With the UK Government deadlines for getting 100 per cent of all public services on line by 2006, it's somewhat disheartening to realise that to date only 50 out of 314 local authorities polled by the Society of IT Managers has actually put a CRM system in place.
The complexity of the software is one reason cited for this slow takeup. There's also the whole question of return on investment, difficult enough to predict in the private sector, but even more so in the transparency that surrounds the public sector. Frankly opportunistic vendors who talk airily of the benefits of so called Citizen Relationship Management need to put some more credible examples of ROI studies into the marketing mix.
The emergence therefore of a user led consortium of local authorities to drive CRM standards and uptake in local government is only to be welcomed. Having the input of those on the front line can only help to make the rollout of CRM across the entire country a more attractive possiblity for councils. All too often in local government circles in the UK there has been a 'not invented here' mindset that has somehow assumed that the particular needs of their local authority are in some way unique. This has simply led to a constant and unncessary reinvention of the proverbial wheel.
So I certainly welcome the National CRM programme which has been set up by the Office of the Deputy Prime Minister (ODPM) to encourage councils to use the software to become more customer friendly. It's a shame it's falling under the remit of the bumbling John Prescott - I tend to assume that the government isn't about to give any responsibility that really matters to it to that already, shall we say overstretched, individual! - but it's a clear move in the right direction.
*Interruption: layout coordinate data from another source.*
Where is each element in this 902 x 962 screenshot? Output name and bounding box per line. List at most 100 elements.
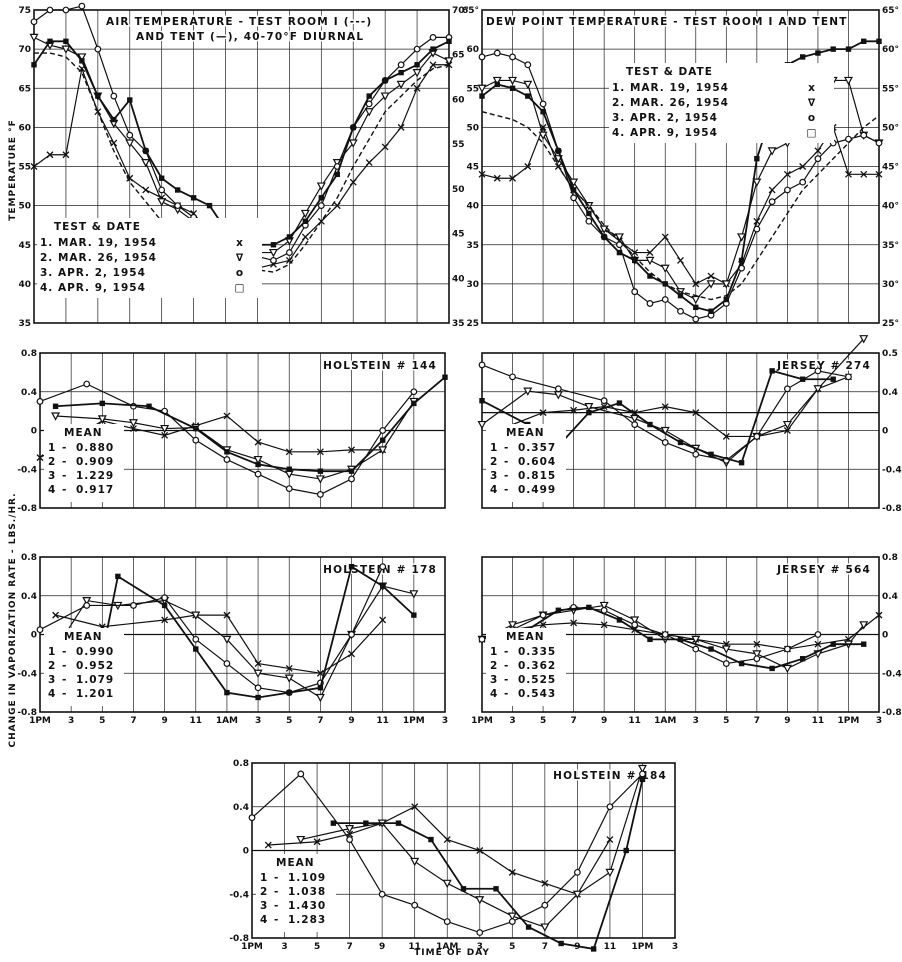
data-point (349, 178, 357, 186)
data-point (158, 175, 165, 181)
legend-marker: x (236, 237, 244, 249)
data-point (738, 257, 745, 264)
x-tick: 5 (509, 942, 515, 952)
mean-dash: - (504, 688, 509, 700)
mean-index: 1 (490, 442, 498, 454)
data-point (412, 69, 422, 78)
data-point (586, 604, 592, 611)
data-point (224, 449, 230, 455)
y-tick-left: 0 (31, 631, 37, 641)
legend-entry: 2. MAR. 26, 1954 (40, 252, 157, 264)
data-point (111, 116, 117, 123)
y-tick-right: 0 (882, 631, 888, 641)
data-point (95, 93, 101, 99)
panel-frame (481, 9, 880, 324)
x-tick: 3 (68, 716, 74, 726)
data-point (475, 896, 485, 905)
data-point (127, 97, 133, 103)
data-point (875, 170, 883, 178)
mean-title: MEAN (64, 631, 103, 643)
data-point (692, 645, 700, 653)
data-point (860, 170, 868, 178)
y-tick-right: 40° (882, 202, 899, 212)
x-tick: 1AM (654, 716, 676, 726)
y-tick-left: 65° (462, 6, 479, 16)
data-point (410, 857, 420, 867)
data-point (476, 847, 484, 854)
y-tick-right: 65° (882, 6, 899, 16)
series-line (481, 606, 819, 665)
data-point (94, 45, 102, 53)
data-point (223, 412, 231, 420)
mean-index: 3 (48, 674, 56, 686)
data-point (395, 820, 402, 826)
data-point (639, 770, 646, 778)
x-axis-label: TIME OF DAY (414, 948, 490, 958)
data-point (126, 174, 134, 182)
data-point (125, 139, 135, 148)
mean-index: 4 (490, 688, 498, 700)
data-point (348, 446, 355, 454)
mean-dash: - (62, 660, 67, 672)
panel-frame (251, 762, 676, 939)
data-point (47, 38, 53, 44)
data-point (30, 163, 38, 170)
mean-dash: - (504, 442, 509, 454)
series-line (39, 383, 415, 496)
data-point (752, 178, 762, 187)
legend-bg (609, 63, 834, 143)
data-point (430, 46, 436, 52)
data-point (616, 241, 623, 249)
data-point (539, 409, 547, 417)
y-tick-right: 65 (452, 51, 465, 61)
data-point (174, 187, 181, 193)
data-point (845, 170, 852, 178)
data-point (660, 426, 670, 436)
data-point (193, 646, 199, 652)
data-point (623, 847, 629, 854)
x-tick: 7 (570, 716, 576, 726)
mean-value: 1.430 (288, 900, 326, 912)
data-point (616, 249, 623, 256)
data-point (348, 631, 355, 638)
mean-dash: - (62, 688, 67, 700)
data-point (254, 660, 262, 668)
y-tick-left: 40 (466, 202, 479, 212)
mean-value: 1.109 (288, 872, 326, 884)
data-point (409, 590, 419, 599)
y-tick-left: 30 (466, 280, 479, 290)
data-point (317, 202, 325, 210)
x-tick: 9 (348, 716, 354, 726)
data-point (345, 825, 355, 834)
mean-index: 1 (48, 442, 56, 454)
y-tick-left: -0.8 (229, 934, 249, 944)
data-point (443, 918, 451, 925)
data-point (509, 373, 516, 381)
data-point (253, 669, 263, 679)
data-point (348, 563, 355, 570)
data-point (255, 461, 261, 468)
data-point (767, 147, 777, 156)
data-point (631, 249, 639, 257)
y-tick-left: 70 (18, 45, 31, 55)
data-point (600, 621, 608, 629)
data-point (99, 400, 106, 407)
data-point (753, 225, 761, 233)
data-point (381, 143, 389, 151)
data-point (160, 424, 170, 434)
data-point (661, 296, 669, 303)
y-tick-left: 50 (466, 123, 479, 133)
chart-title: DEW POINT TEMPERATURE - TEST ROOM I AND … (486, 16, 848, 28)
x-tick: 3 (477, 942, 483, 952)
legend-marker: x (808, 82, 816, 94)
data-point (428, 836, 434, 843)
y-tick-left: 0.8 (21, 349, 37, 359)
data-point (254, 684, 262, 692)
data-point (555, 148, 562, 154)
x-tick: 7 (754, 716, 760, 726)
data-point (62, 6, 70, 14)
data-point (830, 46, 836, 52)
data-point (509, 53, 516, 61)
data-point (382, 77, 388, 84)
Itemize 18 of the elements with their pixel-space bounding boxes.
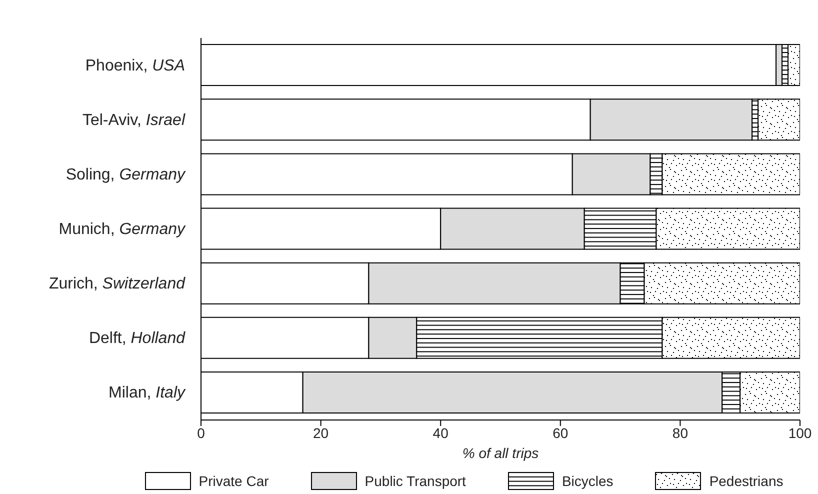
- y-tick-label: Milan, Italy: [108, 384, 186, 402]
- x-tick-label: 60: [552, 424, 568, 441]
- x-tick-label: 80: [672, 424, 688, 441]
- y-tick-label: Delft, Holland: [88, 330, 186, 348]
- x-tick-label: 40: [432, 424, 449, 441]
- y-tick-label: Munich, Germany: [58, 221, 186, 238]
- x-tick-label: 100: [788, 424, 812, 441]
- x-tick-label: 20: [313, 424, 329, 441]
- legend-label: Public Transport: [364, 473, 466, 489]
- y-tick-label: Tel-Aviv, Israel: [82, 112, 186, 129]
- y-tick-label: Zurich, Switzerland: [48, 276, 186, 293]
- legend-label: Pedestrians: [709, 473, 784, 489]
- y-tick-label: Soling, Germany: [66, 166, 186, 184]
- x-axis-title: % of all trips: [462, 445, 539, 461]
- legend-label: Bicycles: [562, 473, 614, 489]
- x-tick-label: 0: [197, 424, 206, 441]
- y-tick-label: Phoenix, USA: [85, 57, 185, 74]
- legend-label: Private Car: [198, 473, 269, 489]
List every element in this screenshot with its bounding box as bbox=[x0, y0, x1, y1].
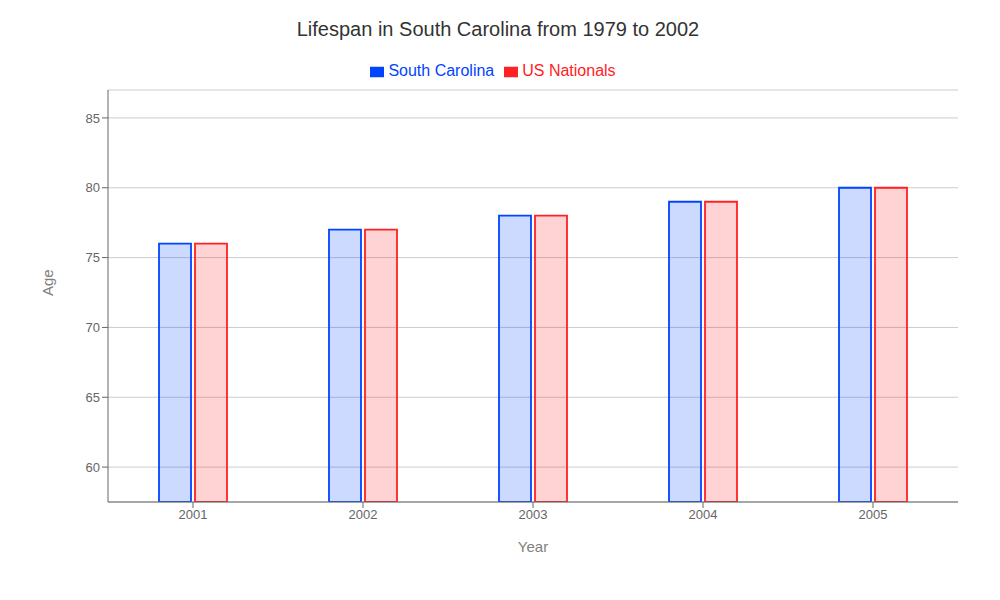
svg-text:2004: 2004 bbox=[689, 507, 718, 522]
html-text:Lifespan in South Carolina fro: Lifespan in South Carolina from 1979 to … bbox=[296, 18, 700, 40]
svg-text:Age: Age bbox=[39, 269, 56, 296]
html-text:South Carolina: South Carolina bbox=[388, 62, 495, 79]
svg-text:Year: Year bbox=[518, 538, 548, 555]
svg-text:2001: 2001 bbox=[179, 507, 208, 522]
svg-text:65: 65 bbox=[86, 390, 100, 405]
svg-text:80: 80 bbox=[86, 180, 100, 195]
svg-text:75: 75 bbox=[86, 250, 100, 265]
svg-text:70: 70 bbox=[86, 320, 100, 335]
html-text:US Nationals: US Nationals bbox=[522, 62, 616, 79]
svg-text:2005: 2005 bbox=[859, 507, 888, 522]
svg-text:2002: 2002 bbox=[349, 507, 378, 522]
svg-text:2003: 2003 bbox=[519, 507, 548, 522]
svg-text:85: 85 bbox=[86, 111, 100, 126]
svg-text:60: 60 bbox=[86, 460, 100, 475]
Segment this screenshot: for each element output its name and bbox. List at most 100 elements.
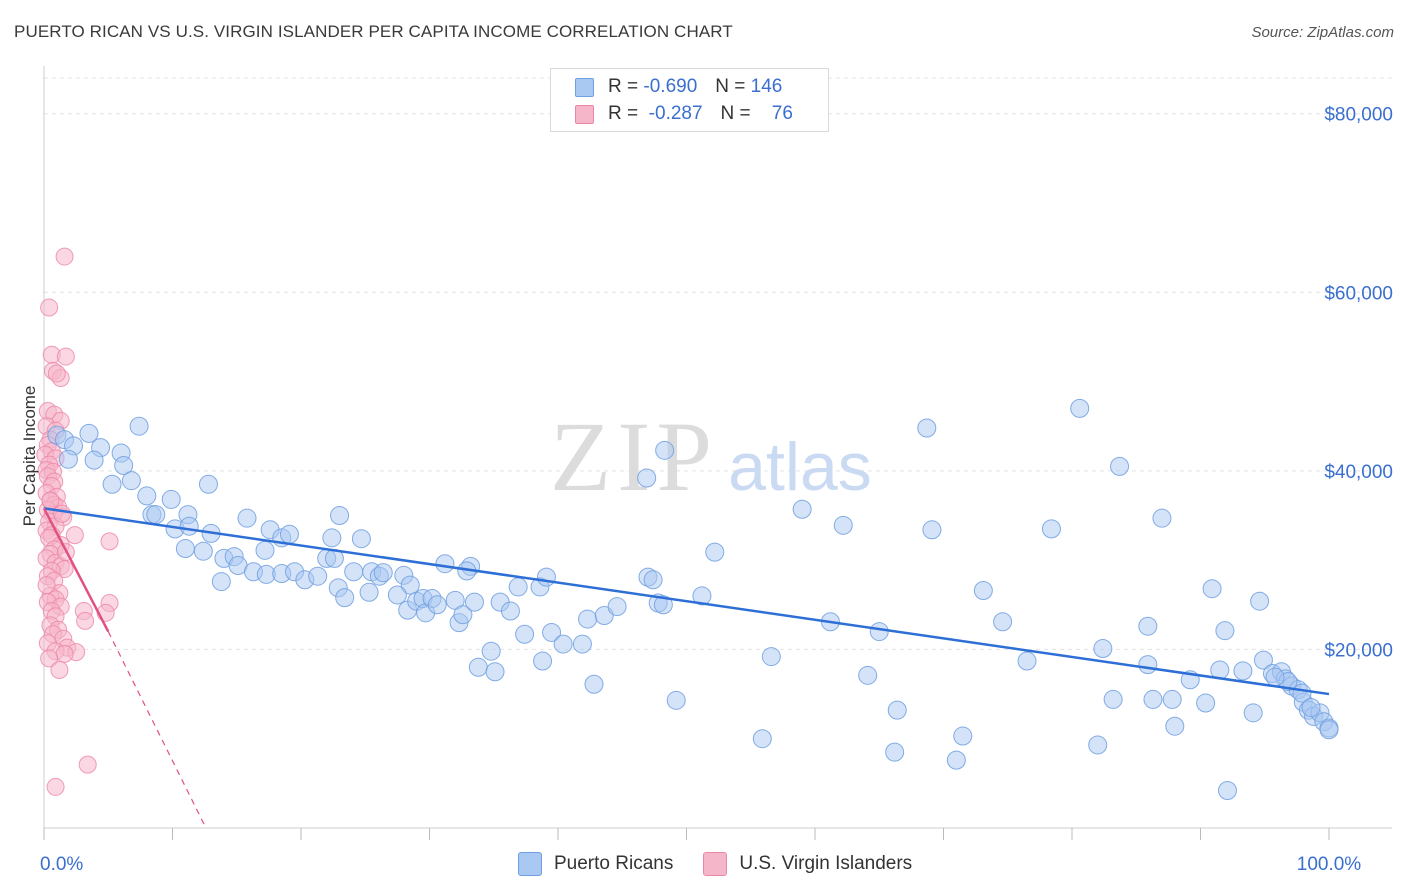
legend-n-value: 146 [750,76,783,97]
legend-n-value: 76 [771,103,793,124]
trend-line-puerto-ricans [43,507,1330,696]
y-tick-label: $20,000 [1324,640,1393,661]
data-point-puerto-ricans [607,597,627,617]
data-point-puerto-ricans [858,665,878,685]
legend-swatch-pink [575,104,594,124]
data-point-puerto-ricans [485,662,505,682]
x-tick-label: 0.0% [40,854,83,875]
data-point-puerto-ricans [400,575,420,595]
data-point-puerto-ricans [211,572,231,592]
data-point-us-virgin-islanders [56,347,75,366]
data-point-puerto-ricans [121,471,141,491]
legend-swatch-blue [518,852,542,876]
data-point-puerto-ricans [435,554,455,574]
data-point-puerto-ricans [1070,398,1090,418]
data-point-puerto-ricans [427,595,447,615]
data-point-puerto-ricans [887,700,907,720]
data-point-puerto-ricans [705,542,725,562]
data-point-puerto-ricans [655,440,675,460]
data-point-puerto-ricans [1253,650,1273,670]
y-tick-label: $80,000 [1324,105,1393,126]
data-point-puerto-ricans [508,577,528,597]
data-point-us-virgin-islanders [65,526,84,545]
data-point-puerto-ricans [833,515,853,535]
data-point-puerto-ricans [468,657,488,677]
axes [43,66,1392,840]
data-point-puerto-ricans [792,499,812,519]
data-point-puerto-ricans [1041,519,1061,539]
data-point-puerto-ricans [553,634,573,654]
data-point-puerto-ricans [1265,667,1285,687]
data-point-puerto-ricans [1250,591,1270,611]
data-point-puerto-ricans [330,506,350,525]
data-point-puerto-ricans [869,622,889,642]
tick-labels: $20,000 $40,000 $60,000 $80,000 0.0% 100.0% [40,105,1393,875]
series-legend: Puerto Ricans U.S. Virgin Islanders [518,852,942,876]
data-point-puerto-ricans [584,674,604,694]
data-point-puerto-ricans [237,508,257,528]
legend-item-puerto-ricans[interactable]: Puerto Ricans [518,852,673,876]
data-point-puerto-ricans [1217,781,1237,800]
data-point-puerto-ricans [1017,651,1037,671]
data-point-puerto-ricans [373,563,393,583]
data-point-puerto-ricans [359,582,379,602]
data-point-us-virgin-islanders [40,298,59,317]
legend-n-label: N = [715,76,746,97]
data-point-puerto-ricans [335,588,355,608]
data-point-puerto-ricans [917,418,937,438]
data-point-puerto-ricans [1165,716,1185,736]
data-point-puerto-ricans [129,416,149,436]
legend-label: U.S. Virgin Islanders [739,853,913,874]
legend-r-label: R = [608,76,639,97]
data-point-puerto-ricans [1103,689,1123,709]
data-point-puerto-ricans [161,489,181,509]
data-point-us-virgin-islanders [55,247,74,266]
data-point-puerto-ricans [322,528,342,548]
data-point-puerto-ricans [1243,703,1263,723]
data-point-puerto-ricans [1162,689,1182,709]
data-point-puerto-ricans [1110,456,1130,476]
data-point-puerto-ricans [533,651,553,671]
legend-row-puerto-ricans: R = -0.690 N = 146 [575,76,782,98]
data-point-puerto-ricans [1233,661,1253,681]
data-point-puerto-ricans [692,586,712,606]
data-point-puerto-ricans [1301,697,1321,717]
y-tick-label: $60,000 [1324,283,1393,304]
data-point-puerto-ricans [637,468,657,488]
data-point-puerto-ricans [578,609,598,629]
data-point-us-virgin-islanders [41,491,60,510]
data-point-puerto-ricans [175,539,195,559]
x-tick-label: 100.0% [1297,854,1362,875]
data-point-puerto-ricans [1138,616,1158,636]
legend-r-label: R = [608,103,639,124]
data-point-puerto-ricans [453,605,473,625]
data-point-puerto-ricans [542,622,562,642]
data-point-puerto-ricans [1088,735,1108,755]
data-point-us-virgin-islanders [47,364,66,383]
data-point-puerto-ricans [308,566,328,586]
data-point-puerto-ricans [179,516,199,536]
data-point-puerto-ricans [344,562,364,582]
data-point-us-virgin-islanders [46,777,65,796]
data-point-us-virgin-islanders [40,649,59,668]
chart-title: PUERTO RICAN VS U.S. VIRGIN ISLANDER PER… [14,22,733,41]
legend-r-value: -0.287 [648,103,703,124]
data-point-puerto-ricans [752,729,772,749]
data-point-puerto-ricans [922,520,942,540]
data-point-us-virgin-islanders [50,660,69,679]
data-point-puerto-ricans [464,592,484,612]
legend-item-us-virgin-islanders[interactable]: U.S. Virgin Islanders [703,852,912,876]
data-point-puerto-ricans [536,567,556,587]
data-point-puerto-ricans [1143,689,1163,709]
data-point-puerto-ricans [572,634,592,654]
data-point-puerto-ricans [643,570,663,590]
data-point-puerto-ricans [515,624,535,644]
data-point-puerto-ricans [387,585,407,605]
data-point-puerto-ricans [58,449,78,469]
data-point-us-virgin-islanders [78,755,97,774]
trend-lines [42,507,1330,829]
data-point-puerto-ricans [1202,579,1222,599]
data-point-puerto-ricans [193,541,213,561]
data-point-puerto-ricans [1215,621,1235,641]
data-point-puerto-ricans [102,474,122,494]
And it does have the advantage of being led from the front by Tower Hamlets, whose CRM implementation looks like a text book example of how to do it. With the Tower Hamlet team rallying other local authorities, there is a good chance that the progress of the programme will be in the right direction.
Now it's up to the vendors casting their rapacious eyes over all those lucrative public sector contracts - yes, that's you I'm talking about Siebel, Oracle and Microsoft! - to prove their commitment by getting right behind the National Programme. It's early days, but I note the supportive statements made so far. Let's just make sure they translate into deliverables.